Review of Wit

Wit (2001 TV Movie)
7/10
A Meditation on Donne's 'Death Be Not Proud' for a Godless Age
25 September 2015
Take, as a metaphor for reality, a ten-story building in which there are no stairways or elevators. You are born, live out your life and die on the first floor. You are told that there are more things 'up there' but you choose to ignore that, to restrict your universe of inquiry to only that which is visible.
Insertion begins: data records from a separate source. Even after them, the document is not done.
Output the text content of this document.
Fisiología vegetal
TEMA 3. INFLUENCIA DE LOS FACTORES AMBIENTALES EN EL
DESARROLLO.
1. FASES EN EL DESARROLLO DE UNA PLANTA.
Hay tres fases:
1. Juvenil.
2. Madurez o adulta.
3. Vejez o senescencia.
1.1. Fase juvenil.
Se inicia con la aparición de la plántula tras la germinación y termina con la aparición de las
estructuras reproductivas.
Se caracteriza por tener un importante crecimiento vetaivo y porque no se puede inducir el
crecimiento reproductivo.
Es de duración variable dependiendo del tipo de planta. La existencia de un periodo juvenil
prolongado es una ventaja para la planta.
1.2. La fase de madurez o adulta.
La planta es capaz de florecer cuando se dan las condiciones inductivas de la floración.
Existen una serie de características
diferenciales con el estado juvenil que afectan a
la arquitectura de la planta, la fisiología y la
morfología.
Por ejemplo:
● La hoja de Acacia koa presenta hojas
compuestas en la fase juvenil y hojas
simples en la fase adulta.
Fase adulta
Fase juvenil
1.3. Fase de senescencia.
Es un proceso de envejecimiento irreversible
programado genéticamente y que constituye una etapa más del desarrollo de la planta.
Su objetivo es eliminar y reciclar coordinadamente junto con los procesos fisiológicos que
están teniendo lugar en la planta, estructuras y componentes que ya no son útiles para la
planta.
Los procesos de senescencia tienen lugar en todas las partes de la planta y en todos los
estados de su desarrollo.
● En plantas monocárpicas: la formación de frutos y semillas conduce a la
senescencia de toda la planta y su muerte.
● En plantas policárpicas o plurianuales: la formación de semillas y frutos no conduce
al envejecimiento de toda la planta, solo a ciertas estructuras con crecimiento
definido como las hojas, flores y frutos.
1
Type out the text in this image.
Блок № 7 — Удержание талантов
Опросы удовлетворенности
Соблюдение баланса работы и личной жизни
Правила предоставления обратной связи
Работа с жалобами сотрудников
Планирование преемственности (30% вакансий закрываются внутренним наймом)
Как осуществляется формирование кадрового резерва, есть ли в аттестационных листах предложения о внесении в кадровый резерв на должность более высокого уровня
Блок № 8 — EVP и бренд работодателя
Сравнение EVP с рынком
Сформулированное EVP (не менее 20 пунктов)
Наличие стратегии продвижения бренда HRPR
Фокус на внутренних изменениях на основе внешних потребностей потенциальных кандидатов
Of course, there is much on the first floor to understand much of which can be quite wondrous and the strength of the film lies in the fact that it takes that arbitrary exclusion of the upper floors -- imposed as it is by the spirit of the age, the materialist spirit -- and carries its inquiry into death as far as it can go. But are there any upper floors? Does reality extend beyond that which can be sensed? And does Vivian Bearing ('bearer of life') live on after death only in an artsy, mystical sense or is there more to it than that? The film leaves those questions unanswered. Indeed, it does not ask them.

I found the film's treatment of the hospital staff quite unfair. I have gone through 7 rounds of chemo myself and never encountered the kind of apathy, rudeness and icy reserve that the film depicts. It seems to me that the story might not have worked without these cartoonish foils but it grates on me nonetheless. Reality is the opposite.